The publication date is 1986 and the action follows on that of B for Burglar (which may sound obvious but Grafton does not always have the plots in the series sequential and all are set in an eighties time-frame).
There's lot of Ross MacDonald in this. It's as much about families as about murder. The mother of Bobby the victim has been married twice before. Her latest husband, an idle foolish alcoholic, brings his daughter Kitty, an anorexic druggie, from a previous marriage. The Henry sub-plot is particularly strong in this (Henry is Kninsey Milhone's octogenarian landlord). I understand the abridgements of these novels leave Henry out.

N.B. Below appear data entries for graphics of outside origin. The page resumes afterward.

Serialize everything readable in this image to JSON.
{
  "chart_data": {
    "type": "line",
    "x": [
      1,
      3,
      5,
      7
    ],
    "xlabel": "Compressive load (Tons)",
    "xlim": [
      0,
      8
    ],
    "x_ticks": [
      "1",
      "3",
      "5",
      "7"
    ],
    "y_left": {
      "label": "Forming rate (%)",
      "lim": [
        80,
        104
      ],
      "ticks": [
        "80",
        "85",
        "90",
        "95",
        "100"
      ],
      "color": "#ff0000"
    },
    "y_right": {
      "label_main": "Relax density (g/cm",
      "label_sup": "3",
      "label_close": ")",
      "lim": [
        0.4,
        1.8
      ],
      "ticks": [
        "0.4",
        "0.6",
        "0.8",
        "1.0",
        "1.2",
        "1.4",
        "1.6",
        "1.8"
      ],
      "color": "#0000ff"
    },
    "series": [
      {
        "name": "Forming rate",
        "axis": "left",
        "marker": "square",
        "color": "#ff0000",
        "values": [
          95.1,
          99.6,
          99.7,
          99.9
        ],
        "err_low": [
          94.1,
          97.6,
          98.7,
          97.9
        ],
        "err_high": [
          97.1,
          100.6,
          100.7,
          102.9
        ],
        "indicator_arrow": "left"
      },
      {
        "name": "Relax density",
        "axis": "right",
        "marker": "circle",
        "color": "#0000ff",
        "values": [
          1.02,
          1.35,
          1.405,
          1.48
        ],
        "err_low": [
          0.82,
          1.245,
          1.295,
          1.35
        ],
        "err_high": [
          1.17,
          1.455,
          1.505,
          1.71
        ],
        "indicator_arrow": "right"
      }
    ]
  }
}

In a way it's a distraction but it neatly counterpoints the other family, as also does the family of Rick Bergen the boy killed in Bobby's first crash. A problem with Ross MacDonald was the way the book consisted of interview after interview and Grafton avoids that by breaking it up with the Henry plot.
I was a little surprised by the amount of socialization with a family by their doctors; not only their children's psychiatrist, but the forensic pathologist who autopsies family members. Maybe they do these things in California. Grafton is always accurate in her medical expertise. (The symptoms of traumatic brain damage are well-described here).
What is it that makes Grafton so great? I don't think it's primarily Milhone's character, memorable though that is. Her trademark is careful scene-setting. Her action moves quite slowly but we don't notice that because what holds it up is meticulous description of every place that Milhone is in and every character she meets. Detail is piled upon detail to create an exact picture that we can almost touch and feel. There are great writers who manage without this (who knows what an EM Forster character looks like) and there are poor writers who bore us with longwinded descriptions. Grafton is on her own.